We shouldn’t ignore the myriad other big players in the space. Databricks and Snowflake are growing embracing the lakehouse paradigm: Earlier this month, Databricks are reportedly sold out $1 billion to acquire a company called Tabular to create a common lakehouse standard.
Onehouse has certainly entered a hot space, but it hopes its focus on an “open and interoperable” system that makes it easier to avoid seller lock-in will help it stand the test of time. It essentially promises the ability to create a single copy of data universally accessible from almost anywhere, including native Databricks, Snowflake, Cloudera and AWS services, without having to create separate data silos in each.
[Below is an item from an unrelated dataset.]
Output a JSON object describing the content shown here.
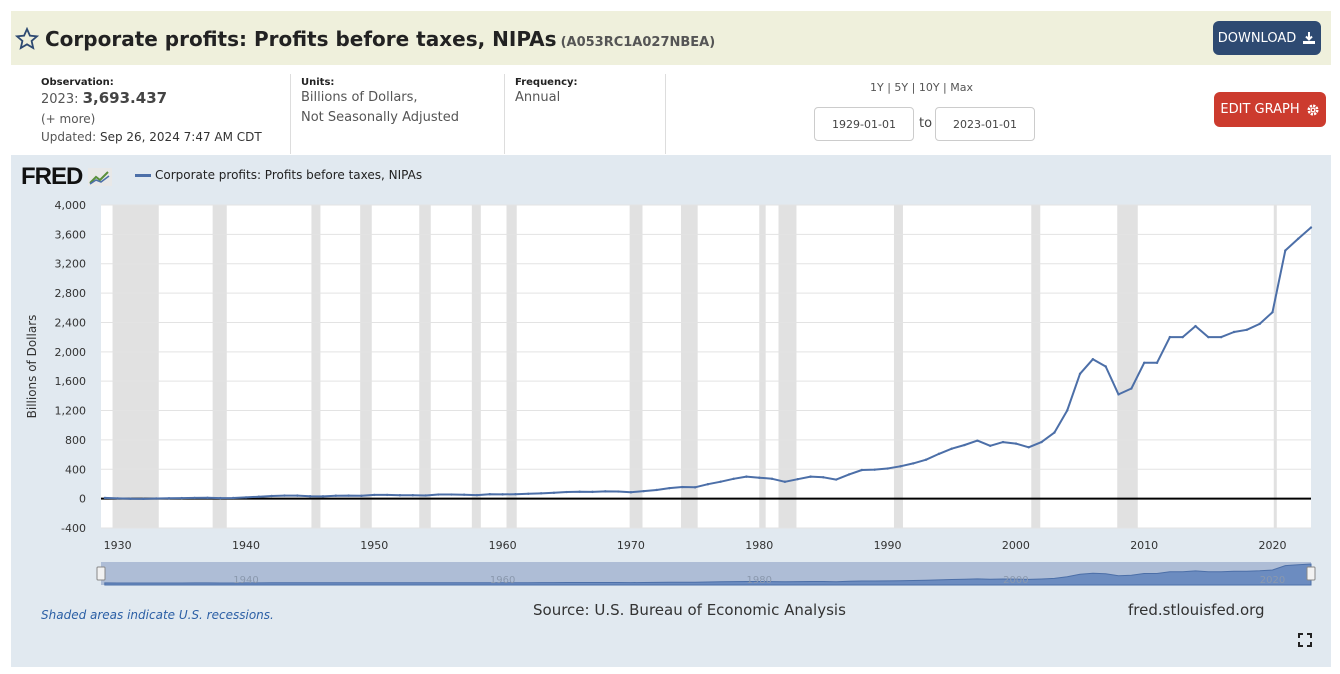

As with Nvidia in the GPU field, we should not ignore the opportunities that await any company in the data management space. Data is the cornerstone of AI development and the lack of sufficient good quality data is a major reason why many AI projects fail. But even when the data exists in bucketloads, companies still need the infrastructure to ingest, transform and standardize it to be useful. This bodes well for Onehouse and its ilk.
“From the data management and processing side, I believe that quality data provided by a solid data infrastructure foundation will play a critical role in getting these AI projects into real production use cases — to avoid introducing garbage/garbage- solving data problems,” Chandar said. “We’re starting to see such demand in data lakehouse users as they struggle to scale their data processing and querying needs to build these newer AI applications on enterprise-scale data.”